Despite its YouTube orientation, the MS100 still has a few manual features worth considering, although they are rather buried. Settings are configured using JVC’s new Laser Touch Operation, which we first came across in the Everio GZ-MG330. This involves stroking your finger along a strip to move up and down menus. But there is no quick way to get to the manual settings. Once you have switched from auto to manual, you need to go through the full menu to get to manual configuration.
Manual options include a Brightness control, which varies exposure, but only in steps from -6 to +6, with no direct relation between these values and iris or video gain. You can configure the shutter separately from ½ to 1/4000th of a second. There is also manual focusing, which is a little fiddly to use with the Laser Touch, and even the ability to switch whole screen or spot exposure metering, although this is rather confusingly referred to as ‘Photometry’. After all, why use plain English when an obscure technical term is available instead.

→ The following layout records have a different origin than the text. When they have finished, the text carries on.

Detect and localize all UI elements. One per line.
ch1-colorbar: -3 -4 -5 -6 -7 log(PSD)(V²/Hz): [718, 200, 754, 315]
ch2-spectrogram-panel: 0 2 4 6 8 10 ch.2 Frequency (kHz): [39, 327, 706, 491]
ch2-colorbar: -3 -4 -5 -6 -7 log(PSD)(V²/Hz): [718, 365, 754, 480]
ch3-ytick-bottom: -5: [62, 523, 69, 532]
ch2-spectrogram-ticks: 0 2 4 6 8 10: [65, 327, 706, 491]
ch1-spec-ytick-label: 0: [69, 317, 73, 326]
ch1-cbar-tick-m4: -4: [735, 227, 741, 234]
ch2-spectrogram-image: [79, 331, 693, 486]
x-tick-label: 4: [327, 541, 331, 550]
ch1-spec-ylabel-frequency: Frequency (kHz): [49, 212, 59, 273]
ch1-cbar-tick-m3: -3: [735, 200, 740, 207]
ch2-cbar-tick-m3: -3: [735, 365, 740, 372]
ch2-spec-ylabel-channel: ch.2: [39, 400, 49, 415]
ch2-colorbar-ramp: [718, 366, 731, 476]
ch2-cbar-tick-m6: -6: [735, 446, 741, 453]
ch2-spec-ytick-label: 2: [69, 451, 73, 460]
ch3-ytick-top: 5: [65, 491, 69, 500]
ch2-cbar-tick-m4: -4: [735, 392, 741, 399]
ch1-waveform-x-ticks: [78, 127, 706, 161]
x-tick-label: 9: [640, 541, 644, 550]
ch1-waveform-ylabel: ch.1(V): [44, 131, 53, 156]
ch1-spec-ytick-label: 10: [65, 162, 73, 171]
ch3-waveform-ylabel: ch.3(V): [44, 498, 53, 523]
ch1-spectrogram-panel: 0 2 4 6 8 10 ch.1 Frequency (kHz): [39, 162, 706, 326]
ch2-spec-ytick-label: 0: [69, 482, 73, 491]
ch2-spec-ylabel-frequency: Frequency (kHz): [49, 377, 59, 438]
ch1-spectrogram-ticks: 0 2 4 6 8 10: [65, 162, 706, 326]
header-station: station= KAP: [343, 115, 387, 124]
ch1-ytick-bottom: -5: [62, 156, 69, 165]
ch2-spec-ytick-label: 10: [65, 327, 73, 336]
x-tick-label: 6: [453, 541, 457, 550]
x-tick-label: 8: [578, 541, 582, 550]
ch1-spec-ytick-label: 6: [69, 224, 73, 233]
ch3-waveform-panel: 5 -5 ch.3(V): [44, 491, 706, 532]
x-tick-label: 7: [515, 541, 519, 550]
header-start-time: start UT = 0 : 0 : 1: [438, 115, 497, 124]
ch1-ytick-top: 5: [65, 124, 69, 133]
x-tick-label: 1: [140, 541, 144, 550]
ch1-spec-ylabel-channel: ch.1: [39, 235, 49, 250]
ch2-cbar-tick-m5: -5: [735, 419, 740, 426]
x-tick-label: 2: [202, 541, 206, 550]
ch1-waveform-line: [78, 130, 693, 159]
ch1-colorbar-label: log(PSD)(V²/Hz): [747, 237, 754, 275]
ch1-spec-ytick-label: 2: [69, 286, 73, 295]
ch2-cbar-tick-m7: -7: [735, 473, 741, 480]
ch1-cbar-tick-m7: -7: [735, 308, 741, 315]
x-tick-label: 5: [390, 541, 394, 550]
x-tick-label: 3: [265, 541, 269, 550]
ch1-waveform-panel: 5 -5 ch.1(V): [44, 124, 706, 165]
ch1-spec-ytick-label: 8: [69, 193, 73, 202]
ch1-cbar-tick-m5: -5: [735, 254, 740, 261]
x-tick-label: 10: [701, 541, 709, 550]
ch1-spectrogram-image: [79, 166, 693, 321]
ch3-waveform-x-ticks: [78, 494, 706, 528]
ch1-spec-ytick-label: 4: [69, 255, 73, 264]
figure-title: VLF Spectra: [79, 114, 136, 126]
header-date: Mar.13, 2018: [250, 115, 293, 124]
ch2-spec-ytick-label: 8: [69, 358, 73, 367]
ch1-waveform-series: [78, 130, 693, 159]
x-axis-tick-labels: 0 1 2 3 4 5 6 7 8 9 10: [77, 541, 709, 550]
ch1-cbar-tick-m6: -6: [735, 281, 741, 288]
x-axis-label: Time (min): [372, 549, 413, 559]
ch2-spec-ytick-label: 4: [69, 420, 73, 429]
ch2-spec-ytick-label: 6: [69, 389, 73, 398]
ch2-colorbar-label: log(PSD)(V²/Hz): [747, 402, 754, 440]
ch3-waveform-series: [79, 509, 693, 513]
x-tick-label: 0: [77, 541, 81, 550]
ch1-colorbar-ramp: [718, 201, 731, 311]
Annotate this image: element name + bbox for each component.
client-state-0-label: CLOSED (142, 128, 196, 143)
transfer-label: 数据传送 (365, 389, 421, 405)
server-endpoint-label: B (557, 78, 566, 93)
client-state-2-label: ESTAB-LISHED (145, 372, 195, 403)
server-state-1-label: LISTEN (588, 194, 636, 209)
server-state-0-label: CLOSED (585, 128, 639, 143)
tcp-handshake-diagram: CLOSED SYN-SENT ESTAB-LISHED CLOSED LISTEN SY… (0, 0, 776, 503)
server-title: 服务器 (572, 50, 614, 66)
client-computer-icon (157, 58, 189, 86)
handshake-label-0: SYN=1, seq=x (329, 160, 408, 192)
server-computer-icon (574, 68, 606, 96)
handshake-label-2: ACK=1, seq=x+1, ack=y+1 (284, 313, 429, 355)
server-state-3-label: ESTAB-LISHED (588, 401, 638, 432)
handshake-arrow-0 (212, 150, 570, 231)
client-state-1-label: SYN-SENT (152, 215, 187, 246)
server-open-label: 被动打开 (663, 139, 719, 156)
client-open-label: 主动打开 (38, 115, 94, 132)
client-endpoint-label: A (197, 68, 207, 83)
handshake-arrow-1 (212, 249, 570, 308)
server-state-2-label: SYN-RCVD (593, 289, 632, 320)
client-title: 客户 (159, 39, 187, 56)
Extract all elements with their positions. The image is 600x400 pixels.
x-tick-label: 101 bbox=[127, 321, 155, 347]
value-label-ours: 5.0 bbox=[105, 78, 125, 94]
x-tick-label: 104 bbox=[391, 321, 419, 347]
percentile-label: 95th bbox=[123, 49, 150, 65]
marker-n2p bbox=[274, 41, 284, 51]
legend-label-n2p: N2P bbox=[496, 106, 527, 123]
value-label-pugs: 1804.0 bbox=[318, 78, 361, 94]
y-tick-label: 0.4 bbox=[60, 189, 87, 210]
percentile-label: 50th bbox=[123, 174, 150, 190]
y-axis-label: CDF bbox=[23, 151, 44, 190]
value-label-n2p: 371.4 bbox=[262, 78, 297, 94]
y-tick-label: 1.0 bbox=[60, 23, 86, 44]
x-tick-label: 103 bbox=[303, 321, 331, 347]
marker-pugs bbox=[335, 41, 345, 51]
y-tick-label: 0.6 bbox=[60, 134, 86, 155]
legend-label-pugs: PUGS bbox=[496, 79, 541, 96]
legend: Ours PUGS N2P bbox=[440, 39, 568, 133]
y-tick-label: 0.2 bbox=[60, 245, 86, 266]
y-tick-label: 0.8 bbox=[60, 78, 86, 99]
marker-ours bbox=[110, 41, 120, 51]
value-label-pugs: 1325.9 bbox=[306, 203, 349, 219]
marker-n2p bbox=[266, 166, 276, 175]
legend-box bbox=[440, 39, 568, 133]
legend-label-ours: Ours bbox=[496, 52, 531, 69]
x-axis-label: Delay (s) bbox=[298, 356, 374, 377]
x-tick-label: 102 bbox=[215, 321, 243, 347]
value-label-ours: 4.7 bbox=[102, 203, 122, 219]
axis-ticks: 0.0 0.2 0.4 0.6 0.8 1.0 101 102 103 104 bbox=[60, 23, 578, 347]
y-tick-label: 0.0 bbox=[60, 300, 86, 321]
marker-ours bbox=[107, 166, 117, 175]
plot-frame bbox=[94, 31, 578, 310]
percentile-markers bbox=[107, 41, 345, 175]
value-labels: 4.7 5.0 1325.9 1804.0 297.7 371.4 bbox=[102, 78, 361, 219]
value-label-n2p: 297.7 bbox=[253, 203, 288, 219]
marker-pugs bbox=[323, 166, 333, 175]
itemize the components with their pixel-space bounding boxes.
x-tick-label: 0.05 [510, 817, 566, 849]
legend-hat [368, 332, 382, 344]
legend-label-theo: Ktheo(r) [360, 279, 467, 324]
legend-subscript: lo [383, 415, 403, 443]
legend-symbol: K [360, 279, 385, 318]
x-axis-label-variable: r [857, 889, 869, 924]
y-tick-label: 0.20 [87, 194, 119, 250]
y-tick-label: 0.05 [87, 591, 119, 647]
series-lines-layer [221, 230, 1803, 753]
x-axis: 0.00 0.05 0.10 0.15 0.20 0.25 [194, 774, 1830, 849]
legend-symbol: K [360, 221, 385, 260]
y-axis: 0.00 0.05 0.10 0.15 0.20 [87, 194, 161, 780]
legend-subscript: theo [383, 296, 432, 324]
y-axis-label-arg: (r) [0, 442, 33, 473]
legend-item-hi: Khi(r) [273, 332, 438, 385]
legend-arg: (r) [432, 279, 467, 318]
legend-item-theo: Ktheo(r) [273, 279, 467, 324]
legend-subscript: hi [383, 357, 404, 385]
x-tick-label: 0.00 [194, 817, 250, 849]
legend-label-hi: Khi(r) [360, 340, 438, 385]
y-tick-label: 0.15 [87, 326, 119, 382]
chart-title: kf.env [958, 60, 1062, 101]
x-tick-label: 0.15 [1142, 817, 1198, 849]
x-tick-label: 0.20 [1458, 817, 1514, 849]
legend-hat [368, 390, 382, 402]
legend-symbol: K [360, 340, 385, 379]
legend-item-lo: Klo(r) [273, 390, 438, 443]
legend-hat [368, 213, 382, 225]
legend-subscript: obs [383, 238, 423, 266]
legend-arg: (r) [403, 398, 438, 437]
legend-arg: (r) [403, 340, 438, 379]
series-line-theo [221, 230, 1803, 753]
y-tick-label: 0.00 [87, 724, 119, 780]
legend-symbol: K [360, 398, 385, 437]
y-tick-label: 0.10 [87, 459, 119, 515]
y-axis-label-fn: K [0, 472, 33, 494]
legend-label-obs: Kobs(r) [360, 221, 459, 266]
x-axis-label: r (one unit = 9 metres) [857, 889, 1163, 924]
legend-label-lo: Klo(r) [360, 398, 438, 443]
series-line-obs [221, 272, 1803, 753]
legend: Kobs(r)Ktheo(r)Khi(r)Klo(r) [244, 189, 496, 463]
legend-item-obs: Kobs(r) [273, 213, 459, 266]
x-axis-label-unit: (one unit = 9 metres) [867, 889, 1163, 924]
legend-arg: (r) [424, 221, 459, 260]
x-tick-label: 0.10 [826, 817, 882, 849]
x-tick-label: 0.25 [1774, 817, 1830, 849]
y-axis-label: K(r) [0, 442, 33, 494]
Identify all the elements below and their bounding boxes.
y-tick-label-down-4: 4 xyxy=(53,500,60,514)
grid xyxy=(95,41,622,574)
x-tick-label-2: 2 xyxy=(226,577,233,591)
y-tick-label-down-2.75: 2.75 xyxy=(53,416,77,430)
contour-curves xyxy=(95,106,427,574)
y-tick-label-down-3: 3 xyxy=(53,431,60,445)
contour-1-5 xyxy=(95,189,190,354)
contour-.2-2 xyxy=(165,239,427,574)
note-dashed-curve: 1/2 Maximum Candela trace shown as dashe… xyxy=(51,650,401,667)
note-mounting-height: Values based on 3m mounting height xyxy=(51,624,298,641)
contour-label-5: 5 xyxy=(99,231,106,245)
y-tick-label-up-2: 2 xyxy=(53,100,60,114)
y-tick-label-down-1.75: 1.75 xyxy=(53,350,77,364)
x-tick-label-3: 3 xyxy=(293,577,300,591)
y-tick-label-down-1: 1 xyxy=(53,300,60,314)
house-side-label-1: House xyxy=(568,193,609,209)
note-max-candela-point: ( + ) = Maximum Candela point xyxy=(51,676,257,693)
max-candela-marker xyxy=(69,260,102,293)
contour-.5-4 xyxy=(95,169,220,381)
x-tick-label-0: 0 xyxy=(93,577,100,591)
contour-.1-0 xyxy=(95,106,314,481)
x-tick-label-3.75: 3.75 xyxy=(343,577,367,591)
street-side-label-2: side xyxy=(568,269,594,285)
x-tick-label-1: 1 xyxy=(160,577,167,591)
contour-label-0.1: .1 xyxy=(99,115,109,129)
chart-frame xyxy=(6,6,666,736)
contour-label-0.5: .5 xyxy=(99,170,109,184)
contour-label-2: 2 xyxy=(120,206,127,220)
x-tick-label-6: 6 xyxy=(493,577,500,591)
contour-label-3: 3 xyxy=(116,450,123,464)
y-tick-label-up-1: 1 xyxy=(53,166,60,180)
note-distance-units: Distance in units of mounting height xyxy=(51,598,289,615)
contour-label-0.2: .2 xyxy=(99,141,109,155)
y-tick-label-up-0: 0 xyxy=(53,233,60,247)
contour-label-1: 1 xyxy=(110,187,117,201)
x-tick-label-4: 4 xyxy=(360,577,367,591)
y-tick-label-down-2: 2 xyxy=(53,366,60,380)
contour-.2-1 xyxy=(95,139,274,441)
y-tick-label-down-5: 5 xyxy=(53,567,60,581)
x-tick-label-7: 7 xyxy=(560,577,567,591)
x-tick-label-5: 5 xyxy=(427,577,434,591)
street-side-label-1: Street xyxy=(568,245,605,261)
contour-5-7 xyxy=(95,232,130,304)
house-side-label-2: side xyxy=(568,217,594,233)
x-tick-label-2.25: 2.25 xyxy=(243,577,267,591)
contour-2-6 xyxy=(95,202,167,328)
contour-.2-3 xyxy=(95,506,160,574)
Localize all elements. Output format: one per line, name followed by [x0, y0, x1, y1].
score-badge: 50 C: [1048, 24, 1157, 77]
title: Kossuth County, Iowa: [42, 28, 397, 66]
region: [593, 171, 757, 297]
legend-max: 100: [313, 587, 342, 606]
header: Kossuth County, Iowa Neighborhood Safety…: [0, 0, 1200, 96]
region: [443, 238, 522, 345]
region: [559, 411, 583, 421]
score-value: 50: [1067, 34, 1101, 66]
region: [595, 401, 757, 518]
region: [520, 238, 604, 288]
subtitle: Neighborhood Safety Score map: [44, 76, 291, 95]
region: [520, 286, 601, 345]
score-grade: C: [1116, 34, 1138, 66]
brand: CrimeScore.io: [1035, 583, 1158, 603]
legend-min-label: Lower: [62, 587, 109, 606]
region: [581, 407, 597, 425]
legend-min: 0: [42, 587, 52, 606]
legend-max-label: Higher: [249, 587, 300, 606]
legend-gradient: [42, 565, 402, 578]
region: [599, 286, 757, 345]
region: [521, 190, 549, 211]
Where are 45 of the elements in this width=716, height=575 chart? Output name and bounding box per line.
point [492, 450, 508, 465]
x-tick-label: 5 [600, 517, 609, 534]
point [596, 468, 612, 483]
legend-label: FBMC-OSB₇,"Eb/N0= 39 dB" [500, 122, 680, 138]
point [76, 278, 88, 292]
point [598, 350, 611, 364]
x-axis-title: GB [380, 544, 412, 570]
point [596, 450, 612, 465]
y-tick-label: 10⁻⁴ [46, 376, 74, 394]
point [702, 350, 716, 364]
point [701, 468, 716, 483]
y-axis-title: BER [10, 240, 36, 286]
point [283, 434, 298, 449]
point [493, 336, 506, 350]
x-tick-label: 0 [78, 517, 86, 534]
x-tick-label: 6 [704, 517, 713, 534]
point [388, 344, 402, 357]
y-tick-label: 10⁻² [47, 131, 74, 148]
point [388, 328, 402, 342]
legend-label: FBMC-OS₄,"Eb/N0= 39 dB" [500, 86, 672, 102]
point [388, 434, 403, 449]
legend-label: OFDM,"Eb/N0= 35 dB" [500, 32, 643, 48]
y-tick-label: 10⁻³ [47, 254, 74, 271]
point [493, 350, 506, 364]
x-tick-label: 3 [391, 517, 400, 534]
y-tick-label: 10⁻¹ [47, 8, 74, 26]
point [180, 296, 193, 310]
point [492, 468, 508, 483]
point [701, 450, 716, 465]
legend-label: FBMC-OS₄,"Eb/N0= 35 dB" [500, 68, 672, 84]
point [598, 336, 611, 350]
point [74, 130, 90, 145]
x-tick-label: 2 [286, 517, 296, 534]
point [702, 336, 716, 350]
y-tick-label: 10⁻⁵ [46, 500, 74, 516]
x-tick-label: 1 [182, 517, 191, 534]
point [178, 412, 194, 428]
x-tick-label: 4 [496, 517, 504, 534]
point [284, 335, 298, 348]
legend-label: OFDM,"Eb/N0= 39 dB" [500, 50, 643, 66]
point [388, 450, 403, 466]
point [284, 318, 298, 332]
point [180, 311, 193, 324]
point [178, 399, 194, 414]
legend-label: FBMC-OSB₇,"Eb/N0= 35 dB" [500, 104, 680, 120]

The Register Event system is available to tag your videos with a label such as Holiday, Sports or Anniversary, to aid future searching. Plus there’s the MS100’s most distinctive feature: the discrete button for Upload mode, which limits recordings to 10 minutes each, automatically splitting longer clips into 10-minute segments as you shoot. When the camcorder is connected to a PC, it also enables the much-vaunted One Touch YouTube upload – but more of this in a bit.
Like the MG330, the MS100 doesn’t have an accessory shoe, microphone minijack or headphone socket. Apart from the USB port hidden under the lens at the front and the DC input, there is only a minijack for A/V, with a cable supplied offering composite video and stereo RCA audio. But it does have a built-in LED video light, which can be set to turn on automatically when low light conditions are detected. This is one feature not present on the MG330, for some reason. We would have preferred a discrete button for this, however, as hunting through the menu to turn it on is a right old rigmarole.
The GZ-MS100 produces a very bright, colourful image in the best lighting. Colour fidelity and detail are still pretty decent in good artificial lighting, too, so long as the auto gain control (AGC) is turned on. Like the MG330, colour is retained to fairly low levels, without a huge amount of grain, and the brightness can be boosted by using the manual shutter settings to drop down to 1/25th. A yellow cast becomes increasingly apparent as the level of light drops, but overall the MS100 is reasonably capable in poor illumination, like the MG330 – no surprise, since the recording medium is the only major difference.